WTI crude oil:
February WTI crude oil lost $1.14 on volume of 1,325,787 contracts. Total open interest declined just 650 contracts. However, the February contract lost 44,241 of open interest, which means there was almost enough open interest increases in the forward months to offset the total decline in February. Yesterday’s action was bearish.
As this report is being compiled on January 11 after the release of the EIA storage report, which showed a storage build of 4.1 million barrels, remarkably the February contract is trading substantially higher, up $1.66 or +3.27% on heavy volume. This is an impressive performance considering the magnitude of the stock build. Consequently, the February contract will not generate a short term sell signal on January 11. Stand aside.
The Energy Information Administration announced that U.S. commercial crude oil inventories (excluding those in the Strategic Petroleum Reserve) increased by 4.1 million barrels from the previous week. At 483.1 million barrels, U.S. crude oil inventories are at the upper limit of the average range for this time of year. Total motor gasoline inventories increased by 5.0 million barrels last week, and are at the upper limit of the average range. Both finished gasoline inventories and blending components inventories increased last week. Distillate fuel inventories increased by 8.4 million barrels last week and are above the upper limit of the average range for this time of year. Propane/propylene inventories fell 4.5 million barrels last week but are in the upper half of the average range. Total commercial petroleum inventories increased by 13.4 million barrels last week.

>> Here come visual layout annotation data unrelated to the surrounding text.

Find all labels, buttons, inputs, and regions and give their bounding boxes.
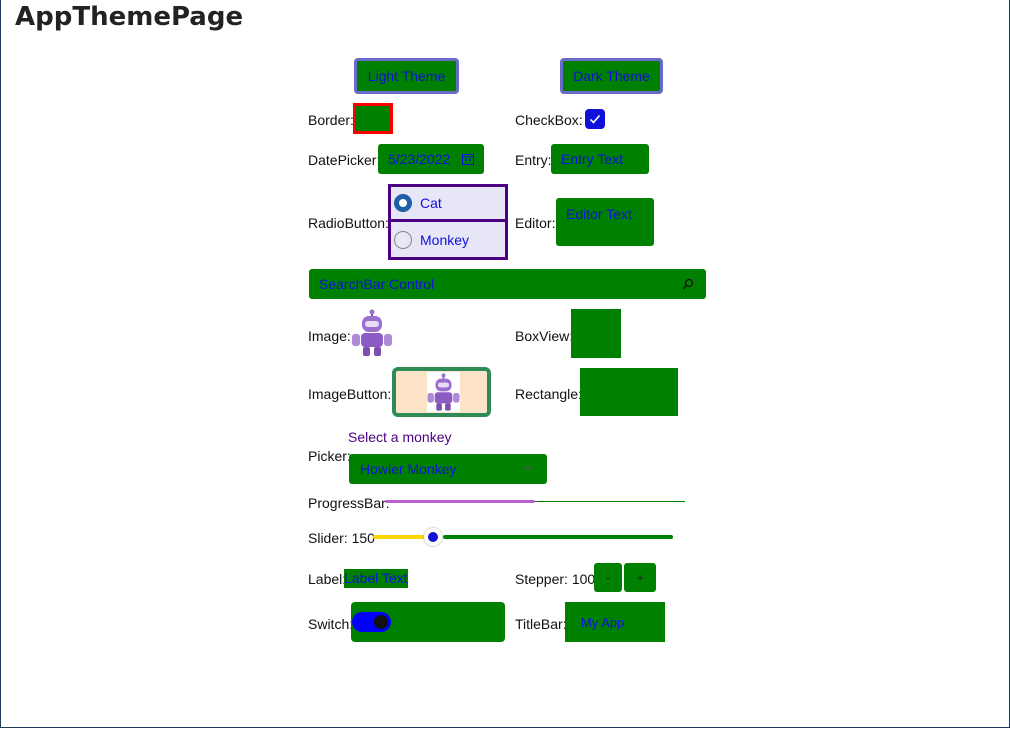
chevron-down-icon bbox=[523, 465, 533, 471]
border-label: Border: bbox=[308, 112, 354, 128]
checkbox[interactable] bbox=[585, 109, 605, 129]
stepper-minus-button[interactable]: - bbox=[594, 563, 622, 592]
search-icon[interactable] bbox=[682, 278, 694, 290]
radio-option-monkey[interactable]: Monkey bbox=[391, 222, 505, 257]
picker-label: Picker: bbox=[308, 448, 351, 464]
picker-selected: Howler Monkey bbox=[360, 461, 457, 477]
editor-text: Editor Text bbox=[566, 206, 632, 222]
imagebutton-label: ImageButton: bbox=[308, 386, 392, 402]
radio-selected-icon bbox=[394, 194, 412, 212]
image-button[interactable] bbox=[392, 367, 491, 417]
calendar-icon bbox=[462, 154, 474, 165]
datepicker[interactable]: 5/23/2022 bbox=[378, 144, 484, 174]
titlebar-text: My App bbox=[581, 615, 625, 630]
label-label: Label: bbox=[308, 571, 347, 587]
radiobutton-label: RadioButton: bbox=[308, 215, 389, 231]
radio-option-label: Monkey bbox=[420, 231, 470, 248]
image-label: Image: bbox=[308, 328, 351, 344]
boxview-label: BoxView: bbox=[515, 328, 574, 344]
light-theme-button[interactable]: Light Theme bbox=[354, 58, 459, 94]
switch-label: Switch: bbox=[308, 616, 354, 632]
editor-label: Editor: bbox=[515, 215, 556, 231]
datepicker-label: DatePicker: bbox=[308, 152, 381, 168]
search-placeholder: SearchBar Control bbox=[319, 276, 435, 292]
slider-thumb[interactable] bbox=[424, 528, 442, 546]
slider-label: Slider: 150 bbox=[308, 530, 375, 546]
entry-field[interactable]: Entry Text bbox=[551, 144, 649, 174]
border-control bbox=[353, 103, 393, 134]
slider-max-track bbox=[443, 535, 673, 539]
switch-knob bbox=[374, 615, 388, 629]
stepper-label: Stepper: 100 bbox=[515, 571, 596, 587]
radio-option-cat[interactable]: Cat bbox=[391, 187, 505, 219]
picker-title: Select a monkey bbox=[348, 429, 452, 445]
titlebar-label: TitleBar: bbox=[515, 616, 567, 632]
switch-toggle[interactable] bbox=[352, 612, 391, 632]
dark-theme-button[interactable]: Dark Theme bbox=[560, 58, 663, 94]
entry-text: Entry Text bbox=[561, 151, 623, 167]
switch-container bbox=[351, 602, 505, 642]
progress-fill bbox=[385, 500, 535, 503]
window-frame bbox=[0, 0, 1010, 728]
datepicker-value: 5/23/2022 bbox=[388, 151, 451, 167]
rectangle-label: Rectangle: bbox=[515, 386, 582, 402]
page-title: AppThemePage bbox=[15, 2, 244, 32]
checkmark-icon bbox=[589, 114, 601, 124]
radio-group: Cat Monkey bbox=[388, 184, 508, 260]
rectangle-shape bbox=[580, 368, 678, 416]
checkbox-label: CheckBox: bbox=[515, 112, 583, 128]
editor-field[interactable]: Editor Text bbox=[556, 198, 654, 246]
progressbar-label: ProgressBar: bbox=[308, 495, 390, 511]
label-control-text: Label Text bbox=[344, 569, 408, 588]
search-bar[interactable]: SearchBar Control bbox=[309, 269, 706, 299]
slider-thumb-dot bbox=[428, 532, 438, 542]
dotnet-bot-icon bbox=[427, 373, 460, 411]
dotnet-bot-icon bbox=[352, 309, 392, 356]
radio-unselected-icon bbox=[394, 230, 412, 249]
titlebar-control: My App bbox=[565, 602, 665, 642]
boxview bbox=[571, 309, 621, 358]
slider-min-track bbox=[373, 535, 427, 539]
radio-option-label: Cat bbox=[420, 195, 442, 211]
entry-label: Entry: bbox=[515, 152, 552, 168]
picker[interactable]: Howler Monkey bbox=[349, 454, 547, 484]
stepper-plus-button[interactable]: + bbox=[624, 563, 656, 592]
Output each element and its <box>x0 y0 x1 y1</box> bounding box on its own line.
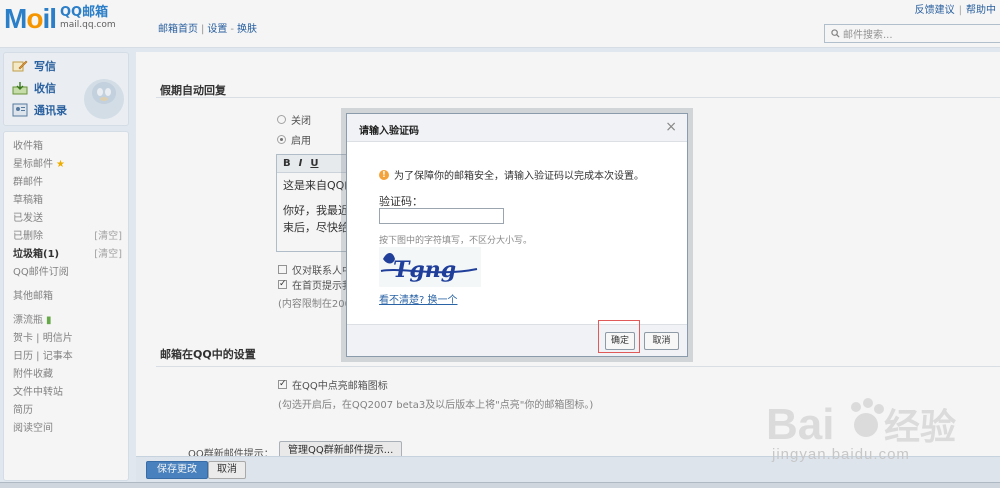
watermark-url: jingyan.baidu.com <box>772 446 910 463</box>
refresh-captcha-link[interactable]: 看不清楚? 换一个 <box>379 291 458 306</box>
captcha-hint: 按下图中的字符填写，不区分大小写。 <box>379 236 533 246</box>
close-icon[interactable]: × <box>665 119 677 135</box>
paw-icon <box>851 398 884 437</box>
dialog-cancel-button[interactable]: 取消 <box>644 332 679 350</box>
captcha-text: Tgng <box>393 257 456 283</box>
captcha-dialog: 请输入验证码 × ! 为了保障你的邮箱安全，请输入验证码以完成本次设置。 验证码… <box>346 113 688 357</box>
confirm-button[interactable]: 确定 <box>605 332 635 350</box>
code-label: 验证码： <box>379 195 423 208</box>
captcha-input[interactable] <box>379 208 504 224</box>
captcha-image[interactable]: Tgng <box>379 247 481 287</box>
watermark-brand-2: 经验 <box>884 407 956 448</box>
dialog-header: 请输入验证码 × <box>347 114 687 142</box>
dialog-title: 请输入验证码 <box>359 126 419 137</box>
security-warning: ! 为了保障你的邮箱安全，请输入验证码以完成本次设置。 <box>379 167 644 182</box>
watermark-brand: Bai <box>766 400 834 449</box>
warning-icon: ! <box>379 169 389 180</box>
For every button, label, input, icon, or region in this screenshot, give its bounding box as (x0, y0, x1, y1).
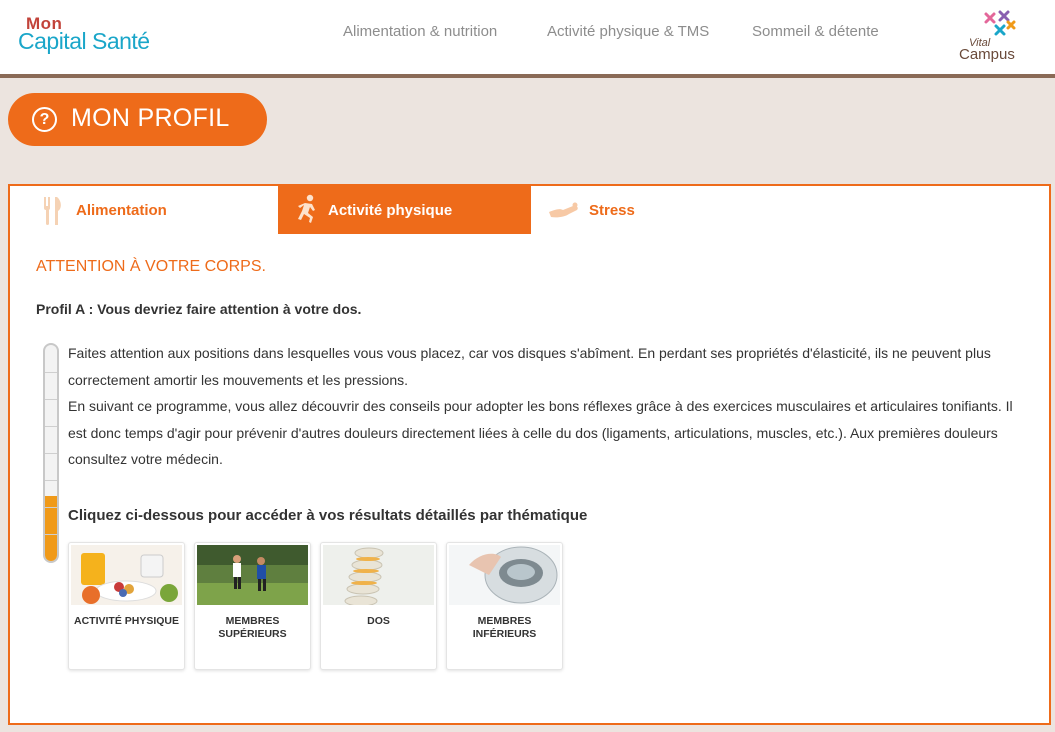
vital-campus-mark-icon (984, 10, 1016, 36)
card-caption-line: DOS (367, 615, 390, 627)
card-caption-line: MEMBRES (477, 615, 532, 627)
tab-alimentation-label: Alimentation (76, 202, 167, 219)
card-caption-line: SUPÉRIEURS (218, 628, 287, 640)
nav-alimentation[interactable]: Alimentation & nutrition (343, 23, 497, 40)
tab-stress[interactable]: Stress (531, 186, 761, 234)
profile-panel: Alimentation Activité physique Stress AT… (8, 184, 1051, 725)
scale-image (449, 545, 560, 605)
tab-activite-physique-label: Activité physique (328, 202, 453, 219)
card-caption: DOS (323, 615, 434, 628)
top-bar: Mon Capital Santé Alimentation & nutriti… (0, 0, 1055, 78)
profile-description: Faites attention aux positions dans lesq… (68, 340, 1028, 473)
gauge-tick (45, 426, 57, 427)
runner-icon (298, 194, 315, 223)
logo-capital-text: Capital Santé (18, 28, 150, 54)
profile-result: Profil A : Vous devriez faire attention … (36, 301, 362, 317)
nav-sommeil[interactable]: Sommeil & détente (752, 23, 879, 40)
gauge-tick (45, 507, 57, 508)
card-caption-line: INFÉRIEURS (472, 628, 537, 640)
tab-alimentation[interactable]: Alimentation (10, 186, 278, 234)
section-title: ATTENTION À VOTRE CORPS. (36, 258, 266, 275)
spine-image (323, 545, 434, 605)
nav-activite-physique[interactable]: Activité physique & TMS (547, 23, 709, 40)
runners-image (197, 545, 308, 605)
page-title: MON PROFIL (71, 104, 230, 132)
paragraph-positions: Faites attention aux positions dans lesq… (68, 345, 991, 388)
gauge-fill (45, 496, 57, 561)
mon-capital-sante-logo[interactable]: Mon Capital Santé (18, 14, 168, 64)
breakfast-image (71, 545, 182, 605)
partner-line2: Campus (959, 46, 1015, 63)
vital-campus-logo[interactable]: Vital Campus (956, 8, 1026, 66)
gauge-tick (45, 372, 57, 373)
help-icon[interactable]: ? (32, 107, 57, 132)
stress-icon (549, 202, 578, 218)
tab-stress-label: Stress (589, 202, 635, 219)
card-activite-physique[interactable]: ACTIVITÉ PHYSIQUE (68, 542, 185, 670)
card-membres-superieurs[interactable]: MEMBRES SUPÉRIEURS (194, 542, 311, 670)
card-caption: ACTIVITÉ PHYSIQUE (71, 615, 182, 628)
fork-knife-icon (44, 197, 61, 225)
results-cta: Cliquez ci-dessous pour accéder à vos ré… (68, 507, 588, 524)
card-membres-inferieurs[interactable]: MEMBRES INFÉRIEURS (446, 542, 563, 670)
card-caption-line: ACTIVITÉ PHYSIQUE (73, 615, 179, 627)
card-caption: MEMBRES INFÉRIEURS (449, 615, 560, 641)
mon-profil-banner: ? MON PROFIL (8, 93, 267, 146)
paragraph-programme: En suivant ce programme, vous allez déco… (68, 398, 1013, 467)
gauge-tick (45, 534, 57, 535)
gauge-tick (45, 453, 57, 454)
card-caption: MEMBRES SUPÉRIEURS (197, 615, 308, 641)
risk-gauge (43, 343, 59, 563)
card-caption-line: MEMBRES (225, 615, 280, 627)
gauge-tick (45, 480, 57, 481)
gauge-tick (45, 399, 57, 400)
tab-activite-physique[interactable]: Activité physique (278, 186, 531, 234)
card-dos[interactable]: DOS (320, 542, 437, 670)
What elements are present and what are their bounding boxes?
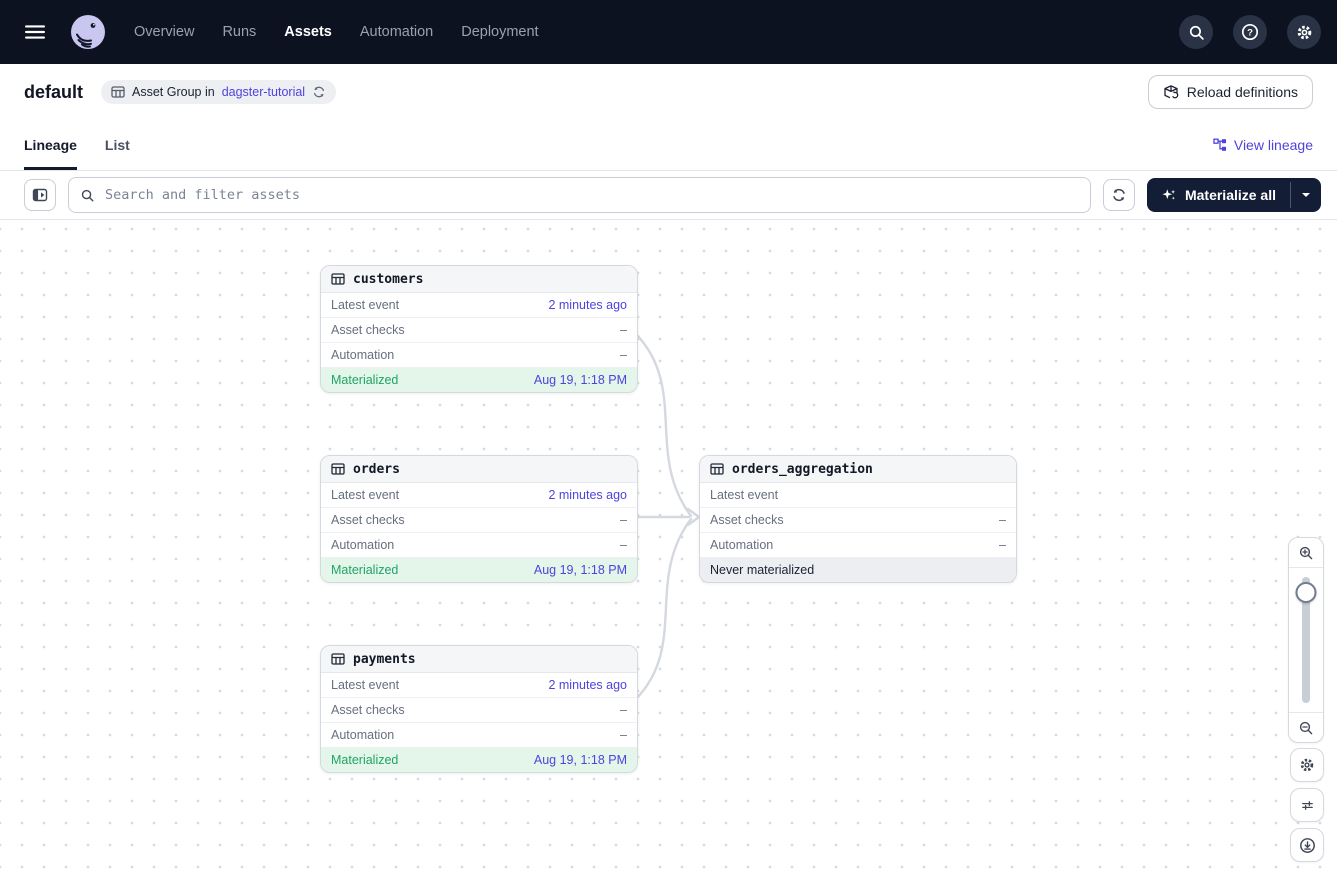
nav-item-overview[interactable]: Overview: [134, 24, 194, 40]
view-lineage-label: View lineage: [1234, 137, 1313, 153]
materialize-options-caret[interactable]: [1291, 178, 1321, 212]
reload-definitions-label: Reload definitions: [1187, 84, 1298, 100]
reload-definitions-button[interactable]: Reload definitions: [1148, 75, 1313, 109]
asset-search-box: [68, 177, 1091, 213]
help-button[interactable]: ?: [1233, 15, 1267, 49]
node-status-row: MaterializedAug 19, 1:18 PM: [321, 748, 637, 772]
recenter-download-button[interactable]: [1290, 828, 1324, 862]
search-icon: [80, 188, 95, 203]
page-title: default: [24, 82, 83, 103]
lineage-canvas[interactable]: customersLatest event2 minutes agoAsset …: [0, 220, 1337, 873]
hamburger-menu-icon[interactable]: [18, 15, 52, 49]
page-header: default Asset Group in dagster-tutorial …: [0, 64, 1337, 120]
graph-settings-button[interactable]: [1290, 748, 1324, 782]
asset-group-text: Asset Group in: [132, 85, 215, 99]
node-row-latest-event: Latest event2 minutes ago: [321, 483, 637, 508]
code-location-reload-icon: [1163, 84, 1179, 100]
tab-list[interactable]: List: [105, 120, 130, 170]
table-asset-icon: [331, 272, 345, 286]
asset-group-badge: Asset Group in dagster-tutorial: [101, 80, 336, 104]
asset-name: payments: [353, 652, 416, 667]
gear-icon: [1299, 757, 1315, 773]
zoom-in-button[interactable]: [1289, 538, 1323, 568]
asset-node-header: orders_aggregation: [700, 456, 1016, 483]
node-row-latest-event: Latest event2 minutes ago: [321, 293, 637, 318]
zoom-slider-handle[interactable]: [1296, 582, 1317, 603]
materialize-all-split-button: Materialize all: [1147, 178, 1321, 212]
code-location-link[interactable]: dagster-tutorial: [222, 85, 305, 99]
node-row-asset-checks: Asset checks–: [321, 318, 637, 343]
zoom-out-icon: [1298, 720, 1314, 736]
node-row-automation: Automation–: [321, 343, 637, 368]
table-asset-icon: [710, 462, 724, 476]
node-row-asset-checks: Asset checks–: [700, 508, 1016, 533]
asset-name: orders: [353, 462, 400, 477]
global-search-button[interactable]: [1179, 15, 1213, 49]
lineage-toolbar: Materialize all: [0, 171, 1337, 220]
node-row-automation: Automation–: [321, 533, 637, 558]
table-asset-icon: [331, 462, 345, 476]
asset-name: customers: [353, 272, 423, 287]
asset-group-icon: [111, 85, 125, 99]
node-row-automation: Automation–: [321, 723, 637, 748]
tab-lineage[interactable]: Lineage: [24, 120, 77, 170]
chevron-down-icon: [1301, 192, 1311, 198]
lineage-edges: [0, 220, 1337, 873]
refresh-icon: [1111, 187, 1127, 203]
panel-expand-icon: [32, 187, 48, 203]
node-status-row: MaterializedAug 19, 1:18 PM: [321, 368, 637, 392]
asset-node-header: payments: [321, 646, 637, 673]
refresh-graph-button[interactable]: [1103, 179, 1135, 211]
lineage-graph-icon: [1213, 138, 1227, 152]
arrow-down-circle-icon: [1299, 837, 1316, 854]
nav-item-automation[interactable]: Automation: [360, 24, 433, 40]
asset-node-orders[interactable]: orders Latest event2 minutes agoAsset che…: [320, 455, 638, 583]
nav-item-deployment[interactable]: Deployment: [461, 24, 538, 40]
asset-name: orders_aggregation: [732, 462, 873, 477]
svg-text:?: ?: [1247, 27, 1253, 38]
zoom-out-button[interactable]: [1289, 712, 1323, 742]
node-row-asset-checks: Asset checks–: [321, 698, 637, 723]
refresh-status-icon[interactable]: [312, 85, 326, 99]
materialize-all-button[interactable]: Materialize all: [1147, 178, 1290, 212]
zoom-in-icon: [1298, 545, 1314, 561]
asset-node-header: orders: [321, 456, 637, 483]
settings-gear-button[interactable]: [1287, 15, 1321, 49]
top-nav-bar: Overview Runs Assets Automation Deployme…: [0, 0, 1337, 64]
tune-sliders-icon: [1300, 798, 1315, 813]
node-status-row: Never materialized: [700, 558, 1016, 582]
zoom-control-group: [1288, 537, 1324, 743]
search-input[interactable]: [103, 186, 1079, 204]
sparkle-icon: [1161, 187, 1177, 203]
primary-nav: Overview Runs Assets Automation Deployme…: [134, 24, 539, 40]
asset-node-payments[interactable]: payments Latest event2 minutes agoAsset c…: [320, 645, 638, 773]
view-lineage-link[interactable]: View lineage: [1213, 120, 1313, 170]
tab-lineage-label: Lineage: [24, 137, 77, 153]
materialize-all-label: Materialize all: [1185, 187, 1276, 203]
node-row-latest-event: Latest event2 minutes ago: [321, 673, 637, 698]
nav-item-assets[interactable]: Assets: [284, 24, 332, 40]
node-row-asset-checks: Asset checks–: [321, 508, 637, 533]
dagster-logo-icon[interactable]: [70, 14, 106, 50]
node-row-latest-event: Latest event: [700, 483, 1016, 508]
graph-filters-button[interactable]: [1290, 788, 1324, 822]
nav-item-runs[interactable]: Runs: [222, 24, 256, 40]
tab-list-label: List: [105, 137, 130, 153]
asset-node-header: customers: [321, 266, 637, 293]
zoom-slider: [1289, 568, 1323, 712]
node-status-row: MaterializedAug 19, 1:18 PM: [321, 558, 637, 582]
tabs-row: Lineage List View lineage: [0, 120, 1337, 171]
node-row-automation: Automation–: [700, 533, 1016, 558]
open-sidebar-toggle-button[interactable]: [24, 179, 56, 211]
table-asset-icon: [331, 652, 345, 666]
asset-node-customers[interactable]: customers Latest event2 minutes agoAsset …: [320, 265, 638, 393]
asset-node-orders_aggregation[interactable]: orders_aggregation Latest eventAsset chec…: [699, 455, 1017, 583]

February natural gas advanced strongly, up 17.5 cents on volume of 549,502 contracts. Volume was slightly above that of January 9 when the February contract lost 18.2 cents on volume of 513,136 contracts and total open interest declined by 12,573.
On January 10, total open interest declined by a massive 21,767 contracts, which relative to volume is approximately 40% above average. The February contract accounted for a loss of 18.566 of open interest, which indicates there was additional liquidation in the forward months as prices rocketed higher.
The action yesterday was typical of a market that has a precipitous decline and longs that have not liquidated on the way down use rallies as an opportunity to trim positions. We mentioned this in yesterday’s research note. As this report is being compiled on January 11, the February contract is trading approximately unchanged on the day. We recommend a stand aside posture in natural gas.
From the January 9 research note on natural gas:
“As this report is being compiled on January 10, February natural gas is trading 18.6 cents above yesterday’s close or +5.99%, which is the first major rally day seen during the past week. On January 4, OIA announced that February and March natural gas generated short and intermediate term sell signals. Based on the massive net long position of managed money, rallies will be stymied by longs holding losses looking to trim those losses as prices rise.”
Heating oil: On January 10, February and March 2017 New York heating oil generated short term sell signals. Both contracts remain on intermediate term buy signals.
Copper: March New York copper will generate a short term buy signal on January 11 and it remains on an intermediate term buy signal.
March copper advanced by a very strong 7.40 cents on heavy volume of 114,343 contracts. Total open interest exploded higher, up 6,468, which relative to volume is approximately 120% above average and March copper made a high of $2.6300, which is the highest print since 2.6450 made on December 14, 2016.
The economic news out of China has been positive and the Chinese PPI index is indicating robust growth. As we have pointed out in previous research notes on copper, it is volatile and the options market is nonexistent due to the lack of liquidity. Therefore, we recommend trading the copper ETF JJC, which tracks copper futures fairly well.
Silver: On January 10, March New York silver generated a short term buy signal, but remains on an intermediate term sell signal.
March silver advanced 16.5 cents on strong volume of 81,172 contracts. However, total open interest declined by 307 contracts, which relative to volume is approximately 85% below average. As this report is being compiled on January 11, the March contract is trading nearly unchanged on the day even though gold is trading $10.50 higher or +0.89%.
If you want to know the direction of precious metals just look at the dollar index. The dollar index was sharply higher in the early session on January 11 and now is sharply lower, which is why we are seeing a recovery in silver and an advance in gold. Because we think the dollar continues to advance, we cannot get bullish on precious metals.
Coffee: On January 10, March New York coffee generated a short term buy signal, but remains on an intermediate term sell signal.
March New York coffee advanced 3.50 cents on volume of 33,814 contracts. Total open interest declined by massive 2,445 contracts, which relative to volume is approximately 185% above average meaning liquidation was extremely heavy on yesterday’s moderate gain.
The coffee market has fallen precipitously during the past couple of months and the COT report released last Friday showed that managed money added 1,252 to their long positions and also added 5,072 to their short positions. Commercial interests added 3,311 to their long positions and liquidated 1,290 of their short positions. This left managed money long coffee by a ratio of 1.32:1, down from the previous week of 1.58:1 and the ratio two weeks ago of 2.04:1. We recommend a stand aside posture in coffee.